I coined a new term. Teargaslighting.
It's a version of gaslighting designed to sow seeds of doubt in the media on their definition of the chemical agents used to disrupt protesters. Here it is used in a sentence.
"Trump Press Secretary Kayleigh McEnany used teargaslighting on CNN's Jim Acosta when he asked about how Trump cleared out the peaceful protesters outside St. John's Church for his photo op."
Watch the clip of McEnany teargaslighting past the 30-second mark. I know what she was doing with her "teargaslighitng' bit but I wondered, if it's not her specific definition of tear gas, what was it? What I found was educational and disturbing.
The cops, military and the bureau of prison's riot squads probably used something from a company called PepperBall. I watched their training videos and then combined them in this editorial video of what happened outside St. John's Church.
On their website the company showed scenarios of the product use in housing projects, hospitals and prisons. Note the use of drones to disperse chemical agents. Is that next?
This product can cause real problems, especially with people who have compromised respiratory systems, here's the product safety sheet.
INHALATION: If breathing is difficult, administer oxygen.

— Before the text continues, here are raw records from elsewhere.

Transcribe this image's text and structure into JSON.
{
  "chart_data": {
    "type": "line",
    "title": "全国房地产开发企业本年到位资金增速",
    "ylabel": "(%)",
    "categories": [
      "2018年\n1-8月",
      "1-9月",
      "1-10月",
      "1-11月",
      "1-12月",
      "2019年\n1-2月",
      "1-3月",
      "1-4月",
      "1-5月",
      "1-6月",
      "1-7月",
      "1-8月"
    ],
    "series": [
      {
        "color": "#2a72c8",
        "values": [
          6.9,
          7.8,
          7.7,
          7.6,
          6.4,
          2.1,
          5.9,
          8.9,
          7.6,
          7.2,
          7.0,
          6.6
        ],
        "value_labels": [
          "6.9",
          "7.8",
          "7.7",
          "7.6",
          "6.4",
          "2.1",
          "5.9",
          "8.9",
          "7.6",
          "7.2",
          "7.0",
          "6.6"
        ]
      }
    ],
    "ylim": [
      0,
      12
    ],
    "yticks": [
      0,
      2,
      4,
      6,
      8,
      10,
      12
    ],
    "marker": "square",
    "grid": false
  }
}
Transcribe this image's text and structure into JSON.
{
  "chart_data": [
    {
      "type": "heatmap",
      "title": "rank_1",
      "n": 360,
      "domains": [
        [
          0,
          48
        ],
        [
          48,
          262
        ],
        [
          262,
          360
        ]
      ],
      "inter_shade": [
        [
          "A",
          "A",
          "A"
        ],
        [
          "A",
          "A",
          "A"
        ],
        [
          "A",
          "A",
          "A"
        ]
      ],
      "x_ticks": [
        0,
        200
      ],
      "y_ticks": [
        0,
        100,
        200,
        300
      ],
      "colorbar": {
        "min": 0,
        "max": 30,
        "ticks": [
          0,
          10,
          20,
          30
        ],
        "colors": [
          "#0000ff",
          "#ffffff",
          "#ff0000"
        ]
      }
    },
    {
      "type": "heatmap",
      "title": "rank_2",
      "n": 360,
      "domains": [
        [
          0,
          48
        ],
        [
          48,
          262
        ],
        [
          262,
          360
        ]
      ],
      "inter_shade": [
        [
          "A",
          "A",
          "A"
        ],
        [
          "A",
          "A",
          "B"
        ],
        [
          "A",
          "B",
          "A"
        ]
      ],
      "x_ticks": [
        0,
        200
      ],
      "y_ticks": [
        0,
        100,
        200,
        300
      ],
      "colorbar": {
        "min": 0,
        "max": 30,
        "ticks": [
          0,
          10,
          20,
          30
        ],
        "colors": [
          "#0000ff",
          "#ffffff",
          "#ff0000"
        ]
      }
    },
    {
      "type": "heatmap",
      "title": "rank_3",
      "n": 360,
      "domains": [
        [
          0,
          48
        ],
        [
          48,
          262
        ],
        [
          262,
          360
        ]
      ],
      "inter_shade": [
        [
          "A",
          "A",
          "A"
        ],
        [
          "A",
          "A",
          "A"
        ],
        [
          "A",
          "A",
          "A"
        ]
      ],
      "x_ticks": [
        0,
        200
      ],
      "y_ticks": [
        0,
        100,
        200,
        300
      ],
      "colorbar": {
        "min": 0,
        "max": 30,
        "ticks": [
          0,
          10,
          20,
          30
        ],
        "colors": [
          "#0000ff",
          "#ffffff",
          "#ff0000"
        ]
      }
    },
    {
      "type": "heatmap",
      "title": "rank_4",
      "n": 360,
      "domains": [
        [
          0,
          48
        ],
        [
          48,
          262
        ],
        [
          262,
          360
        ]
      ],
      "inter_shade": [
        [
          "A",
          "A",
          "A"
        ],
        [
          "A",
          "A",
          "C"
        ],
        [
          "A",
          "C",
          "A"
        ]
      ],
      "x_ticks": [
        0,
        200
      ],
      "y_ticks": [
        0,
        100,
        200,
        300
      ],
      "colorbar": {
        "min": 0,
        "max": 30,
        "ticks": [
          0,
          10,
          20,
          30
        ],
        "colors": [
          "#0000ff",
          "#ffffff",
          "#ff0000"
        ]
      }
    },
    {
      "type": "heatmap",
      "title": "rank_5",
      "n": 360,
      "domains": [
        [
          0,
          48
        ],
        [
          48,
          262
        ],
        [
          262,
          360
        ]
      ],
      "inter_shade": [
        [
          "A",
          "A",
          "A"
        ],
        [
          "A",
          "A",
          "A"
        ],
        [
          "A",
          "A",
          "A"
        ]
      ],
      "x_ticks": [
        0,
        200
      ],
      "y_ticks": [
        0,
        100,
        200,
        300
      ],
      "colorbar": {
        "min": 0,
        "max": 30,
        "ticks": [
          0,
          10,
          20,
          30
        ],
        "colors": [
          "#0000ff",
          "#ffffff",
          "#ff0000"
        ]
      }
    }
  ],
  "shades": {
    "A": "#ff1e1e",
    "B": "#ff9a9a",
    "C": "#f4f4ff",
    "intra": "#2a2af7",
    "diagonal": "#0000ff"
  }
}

Symptoms may include: coughing, sneezing, burning eyes and skin, nausea and possibly vomiting. If high concentrations are inhaled, immediately remove subject to fresh air. Keep person calm. If not breathing, begin artificial respiration. If breathing difficulty persists, seek medical attention.
(I don't know for SURE PepperBall products were used. Many other brands of chemical irritants and incapacitant projectiles are in use. I'm sure the full investigation of the incident by the Biden administration will reveal details. New reporting from USA Today includes photos of one of the products used. They also reported how the White House attacked outlets for using the phrase tear gas.)
To sum up: The police fired chemical irritant projectiles that cause difficulty breathing at people protesting the death George Floyd, who died when police knelled on his neck and back until he stopped breathing.
Instead of addressing what happened and why, the Trump Press Secretary, Kayleigh McEnany, decided to challenge the press on what they called the chemical agent that irritated lungs. Or, to coin a phrase, teargaslighting.